She saw nothing comical in his frequent linguistic stumblings that would naturally lead to melting moods. As the Germans have, of course, little humor, she found in these faulty exhibitions only causes for disappointed glances and reprimands approaching severity. Often you would have thought he was a boy of ten reciting his lesson at her knee.

"Now Thursday by half past ten, you must have that line right or I will scold you." And she would sometimes laugh a little in her discouragement.

She looked upon it as a duty, a voluntary drudgery, but which, she assured him, she was most pleased to do. For she loved Heine—raved about him, like sentimental German maids. She could never go over his verse often enough. And so she encouraged Gard to keep on. It was a reflected part of her normal disciplined life of acquisition.

After a month of these tactics he realized he was making no headway toward—he did not acknowledge what. Young men as a type did not seem to Elsa of special interest any more than a hundred other objects on earth. And then the cold weather before long put an end to the little promenades of rime by the shore, and Gard had to try other lines of attack on this radiant and beflowered German fortress.

The park of fir trees lay quite beyond the meadow. It was a silent, evocative spot, unfrequented except for a peasant now and then trudging along under a bundle of wood or a weather-beaten basket of provisions. Kirtley had managed to stray that far once with Elsa, but learned that the mother was expected to accompany at such distances. It provoked his silent comment,

"As nearly as I can estimate, about a half a mile from home is all that is allowed a German miss unchaperoned."

It was the same when he invited Fräulein to the opera or theater. The parent must attend. As she was equally occupied, it did not appear easy for him to arrange for the two. Besides, Frau Bucher killed everything under these confounding and confounded circumstances. She sat between him and her daughter and ruled the conversation. It was little better than taking her alone, so he abandoned also these enterprises.

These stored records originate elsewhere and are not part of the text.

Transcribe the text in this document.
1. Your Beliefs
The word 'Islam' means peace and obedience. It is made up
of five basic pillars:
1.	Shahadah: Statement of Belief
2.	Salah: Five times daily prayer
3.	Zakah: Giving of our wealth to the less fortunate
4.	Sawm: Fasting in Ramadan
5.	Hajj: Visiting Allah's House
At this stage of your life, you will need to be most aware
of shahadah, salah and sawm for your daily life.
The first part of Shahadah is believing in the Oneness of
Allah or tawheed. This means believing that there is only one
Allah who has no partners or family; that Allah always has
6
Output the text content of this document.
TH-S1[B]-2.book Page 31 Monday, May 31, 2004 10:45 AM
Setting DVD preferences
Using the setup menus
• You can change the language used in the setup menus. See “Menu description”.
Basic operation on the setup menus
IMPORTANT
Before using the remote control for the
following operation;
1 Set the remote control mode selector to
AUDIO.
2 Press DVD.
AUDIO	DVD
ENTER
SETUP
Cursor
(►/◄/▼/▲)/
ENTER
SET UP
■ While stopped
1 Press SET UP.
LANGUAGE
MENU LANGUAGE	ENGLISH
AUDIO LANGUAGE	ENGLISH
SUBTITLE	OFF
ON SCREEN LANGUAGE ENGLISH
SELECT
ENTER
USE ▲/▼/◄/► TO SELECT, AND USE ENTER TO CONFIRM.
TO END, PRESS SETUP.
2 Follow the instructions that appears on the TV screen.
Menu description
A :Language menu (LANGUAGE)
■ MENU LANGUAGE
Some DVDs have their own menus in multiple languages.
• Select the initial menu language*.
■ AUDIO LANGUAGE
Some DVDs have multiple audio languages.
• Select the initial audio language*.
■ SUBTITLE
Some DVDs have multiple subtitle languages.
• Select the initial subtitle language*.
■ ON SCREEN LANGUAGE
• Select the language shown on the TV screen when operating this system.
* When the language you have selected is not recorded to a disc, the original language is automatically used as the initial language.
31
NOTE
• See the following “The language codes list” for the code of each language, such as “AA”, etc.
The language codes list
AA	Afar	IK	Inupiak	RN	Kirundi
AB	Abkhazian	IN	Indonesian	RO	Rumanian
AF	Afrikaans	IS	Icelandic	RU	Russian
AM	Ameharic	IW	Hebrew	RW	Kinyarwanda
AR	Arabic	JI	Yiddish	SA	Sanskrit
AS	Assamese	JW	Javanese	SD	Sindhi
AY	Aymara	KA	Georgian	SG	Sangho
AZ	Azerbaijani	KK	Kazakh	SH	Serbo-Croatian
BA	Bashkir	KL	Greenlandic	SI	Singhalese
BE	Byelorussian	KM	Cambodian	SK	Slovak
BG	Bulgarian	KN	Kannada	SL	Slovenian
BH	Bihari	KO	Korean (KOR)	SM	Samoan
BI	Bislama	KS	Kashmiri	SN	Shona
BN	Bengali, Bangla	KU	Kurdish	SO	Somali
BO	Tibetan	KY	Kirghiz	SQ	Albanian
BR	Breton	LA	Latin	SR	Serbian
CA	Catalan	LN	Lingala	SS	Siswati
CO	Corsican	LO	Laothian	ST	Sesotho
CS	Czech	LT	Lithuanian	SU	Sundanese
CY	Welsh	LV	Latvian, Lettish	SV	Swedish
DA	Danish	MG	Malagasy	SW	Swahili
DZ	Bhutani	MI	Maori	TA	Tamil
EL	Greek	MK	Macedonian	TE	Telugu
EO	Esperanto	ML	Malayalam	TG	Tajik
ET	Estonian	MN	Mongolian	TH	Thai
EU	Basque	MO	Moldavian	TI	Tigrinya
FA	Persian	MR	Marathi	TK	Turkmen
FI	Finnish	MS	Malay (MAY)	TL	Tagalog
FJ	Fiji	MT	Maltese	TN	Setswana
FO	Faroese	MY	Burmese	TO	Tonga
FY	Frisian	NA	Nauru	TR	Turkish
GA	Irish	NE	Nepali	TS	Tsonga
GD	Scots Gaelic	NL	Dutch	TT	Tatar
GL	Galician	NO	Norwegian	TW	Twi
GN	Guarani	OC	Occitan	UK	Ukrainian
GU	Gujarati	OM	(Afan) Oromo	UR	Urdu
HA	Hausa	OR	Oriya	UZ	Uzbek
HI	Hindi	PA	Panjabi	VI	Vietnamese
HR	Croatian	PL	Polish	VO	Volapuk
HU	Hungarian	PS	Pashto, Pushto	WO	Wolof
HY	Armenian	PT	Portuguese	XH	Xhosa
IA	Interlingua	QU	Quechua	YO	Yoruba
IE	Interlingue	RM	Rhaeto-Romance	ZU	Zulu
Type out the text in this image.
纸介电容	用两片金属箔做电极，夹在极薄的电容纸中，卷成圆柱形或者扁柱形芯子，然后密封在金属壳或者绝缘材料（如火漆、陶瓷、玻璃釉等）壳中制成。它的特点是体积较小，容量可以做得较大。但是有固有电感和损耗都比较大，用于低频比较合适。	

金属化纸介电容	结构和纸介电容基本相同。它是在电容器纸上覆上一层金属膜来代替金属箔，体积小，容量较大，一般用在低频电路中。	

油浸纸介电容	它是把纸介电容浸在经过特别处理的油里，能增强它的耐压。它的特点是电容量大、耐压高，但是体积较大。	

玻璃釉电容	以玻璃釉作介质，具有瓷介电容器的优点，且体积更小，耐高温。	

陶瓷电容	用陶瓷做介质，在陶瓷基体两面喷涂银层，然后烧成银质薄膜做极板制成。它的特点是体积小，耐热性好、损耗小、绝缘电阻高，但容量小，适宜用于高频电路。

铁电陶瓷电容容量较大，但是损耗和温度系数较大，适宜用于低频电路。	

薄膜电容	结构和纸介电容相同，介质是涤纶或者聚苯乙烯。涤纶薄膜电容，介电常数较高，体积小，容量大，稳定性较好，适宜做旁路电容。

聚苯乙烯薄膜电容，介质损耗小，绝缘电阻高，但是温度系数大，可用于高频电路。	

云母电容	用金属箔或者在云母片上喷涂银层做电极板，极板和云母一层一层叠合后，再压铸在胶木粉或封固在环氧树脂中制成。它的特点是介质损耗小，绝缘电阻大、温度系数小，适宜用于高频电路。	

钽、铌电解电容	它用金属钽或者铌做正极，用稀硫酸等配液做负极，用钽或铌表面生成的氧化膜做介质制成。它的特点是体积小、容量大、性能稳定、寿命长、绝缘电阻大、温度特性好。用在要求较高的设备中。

In the talk at table the family, with Teuton tactlessness, now and then cried out the surpassing merits of the German young man. Unquestionably he led all others. Gard met no success in stemming the tide, miffed as he was about this social seclusion of the daughter. He soon saw his mistake in feeling personally hurt, as if insulted. It was but the custom. Could it be indeed a fact that German youths were such moral reprobates that girls could not be trusted to their unguarded companionship? The question had no meaning to his hosts. It was useless to hint of such an idea, burning as he often was to launch it upon the waves of discussion. To them, chaperoning signified the highest morals.

They exploded with, "It may very well be as you say in America! That is to be expected. Are there any morals in the United States? We have heard awful things. There are the Mormons. There is co-education. And young girls of the best families go around loose with men day and night. What could be the result? Free love. And free love means cheap love or no love at all. Admittedly pretty low conditions for virtue. What else can be looked for in a country where all sorts of people come promiscuously from everywhere? Divorces, voting females, slatterns, homelessness, neglected, poorly educated children."

If, in passing, America and Americans were referred to in the family, and this was rare, Elsa, Gard noticed, kept silent. Yet she could be very wrought up about other Europeans. This nursed his fancies. He interpreted it in terms of promise. Elsa, he decided, was a good girl in a hedge-hog environment of unbelievable traits, of warring contrasts.